Object ScalaBasics {
def Foo(bar: () => Unit) {
bar()
}
def Bar() {
println("This is Bar")
}
def main(args: Array[String]){
Foo(Bar)
}
}
- In first line we see "Object" keyword. This is declaration of class with a single instance (commonly known as singelton object).
- Function parameter declaration in line 2 "() => Unit" translated as: no input parameters and the function returns nothing (like void in C#)

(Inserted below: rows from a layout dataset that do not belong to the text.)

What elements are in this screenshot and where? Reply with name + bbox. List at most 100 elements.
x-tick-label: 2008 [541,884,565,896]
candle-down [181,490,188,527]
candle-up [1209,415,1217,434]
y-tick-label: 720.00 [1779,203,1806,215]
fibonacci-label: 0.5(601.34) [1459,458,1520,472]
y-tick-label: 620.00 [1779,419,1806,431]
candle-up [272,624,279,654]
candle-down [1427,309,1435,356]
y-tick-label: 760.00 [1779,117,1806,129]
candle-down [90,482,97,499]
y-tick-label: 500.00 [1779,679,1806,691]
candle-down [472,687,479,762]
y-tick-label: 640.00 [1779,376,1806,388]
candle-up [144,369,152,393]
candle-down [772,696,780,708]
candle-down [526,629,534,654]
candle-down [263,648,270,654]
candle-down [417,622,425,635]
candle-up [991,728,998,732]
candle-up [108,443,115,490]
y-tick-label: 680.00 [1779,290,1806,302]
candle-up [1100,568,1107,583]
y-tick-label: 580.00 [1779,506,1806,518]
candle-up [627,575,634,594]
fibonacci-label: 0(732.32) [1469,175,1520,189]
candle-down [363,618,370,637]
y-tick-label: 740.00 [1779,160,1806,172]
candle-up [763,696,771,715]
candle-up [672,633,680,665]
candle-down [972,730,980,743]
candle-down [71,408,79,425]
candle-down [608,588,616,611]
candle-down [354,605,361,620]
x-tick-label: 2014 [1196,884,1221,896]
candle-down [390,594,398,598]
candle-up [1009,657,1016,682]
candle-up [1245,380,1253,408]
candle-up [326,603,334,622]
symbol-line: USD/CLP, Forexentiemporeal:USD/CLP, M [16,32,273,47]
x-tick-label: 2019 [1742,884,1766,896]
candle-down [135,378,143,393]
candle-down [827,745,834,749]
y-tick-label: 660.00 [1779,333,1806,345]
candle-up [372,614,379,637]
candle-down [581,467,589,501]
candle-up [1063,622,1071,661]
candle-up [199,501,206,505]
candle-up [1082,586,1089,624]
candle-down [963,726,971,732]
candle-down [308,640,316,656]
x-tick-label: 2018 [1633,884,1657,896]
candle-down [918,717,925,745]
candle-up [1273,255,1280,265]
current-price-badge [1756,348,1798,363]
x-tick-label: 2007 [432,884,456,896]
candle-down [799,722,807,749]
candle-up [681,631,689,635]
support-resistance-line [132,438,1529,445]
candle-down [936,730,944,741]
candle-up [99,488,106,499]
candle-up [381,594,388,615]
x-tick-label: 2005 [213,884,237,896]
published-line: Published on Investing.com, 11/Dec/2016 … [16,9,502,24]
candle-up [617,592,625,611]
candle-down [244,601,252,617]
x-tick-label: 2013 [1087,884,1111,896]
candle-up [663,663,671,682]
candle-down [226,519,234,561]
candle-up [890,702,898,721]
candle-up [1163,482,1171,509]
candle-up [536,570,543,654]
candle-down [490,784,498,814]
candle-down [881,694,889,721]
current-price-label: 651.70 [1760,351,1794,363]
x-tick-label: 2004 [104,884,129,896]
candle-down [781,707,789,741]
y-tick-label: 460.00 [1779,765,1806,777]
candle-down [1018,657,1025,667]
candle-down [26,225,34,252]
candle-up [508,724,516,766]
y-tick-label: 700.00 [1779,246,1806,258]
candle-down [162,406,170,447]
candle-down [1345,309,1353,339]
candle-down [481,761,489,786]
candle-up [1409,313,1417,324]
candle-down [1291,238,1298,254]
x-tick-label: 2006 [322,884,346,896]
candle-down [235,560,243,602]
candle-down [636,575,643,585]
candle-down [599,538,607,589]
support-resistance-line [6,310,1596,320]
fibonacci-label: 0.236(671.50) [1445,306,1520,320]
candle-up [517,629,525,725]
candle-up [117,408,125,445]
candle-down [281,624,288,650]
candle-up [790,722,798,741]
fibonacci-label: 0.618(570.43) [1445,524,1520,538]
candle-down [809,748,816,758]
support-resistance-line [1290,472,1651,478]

Both vals and vars must be initialized when defined, but only vars can be later reassigned to refer to a different object. Both are evaluated once.
val x = 3
x: Int = 3
x = 4
error: reassignment to val
var y = 5
y: Int = 5
y = 6
y: Int = 6
This is regular class that export constuctor parameters and provide a decomposition mechanism via "pattern matching"
abstract class Employee
case class Worker(name: String, managerName: String) extends Employee
case class Manager(name: String) extends Employee
The constuctor parameters can be accessed directly
val emp1 = Manager("Dan")
emp1.name
res0: String = Dan
def IsWorkerOrManager(emp: Employee): String = {
val result = emp match {
case Worker(name, _) => {
println("Worker: " + name)
"Worker"
}
case Manager(name) => {
println("Manager: " + name)
"Manager"
}
}
result
}
IsWorkerOrManager(emp1)
Manager: Dan
res1: String = Manager
Tuples are collection of items not of the same types, but they are immutable.
val t = (1, "Hello", 3.0)
t: (Int, String, Double) = (1,Hello,3.0)
The access to elemets done by ._ of element.
scala> println(t._1)
1
scala> println(t._2)
Hello
scala> println(t._3)
3.0
def fun1 = (x: Int) => println(x)
fun1(3)
3
def f1 = () => "Hello"
f1()
res3: String = Hello
In Scala we can replace variables by "_"
val intList=List(1,2,3,4)
intList.map(_ + 1) is equivalent to following:
intList.map(x => x + 1)
res4: List[Int] = List(2, 3, 4, 5)
intList.reduce(_ + _) is equivalent to following:
intList.reduce((acc, x) => acc + x)
In pattern matching the use of "_" is done when we do not care about the variable. Review of the match from IsWorkerOrManager function.
...
emp match {
case Worker(name, _) => {
println("Worker: " + name)
"Worker"
}
...
}
...
We want to know the name of the worker, but we do not care about the name of manager.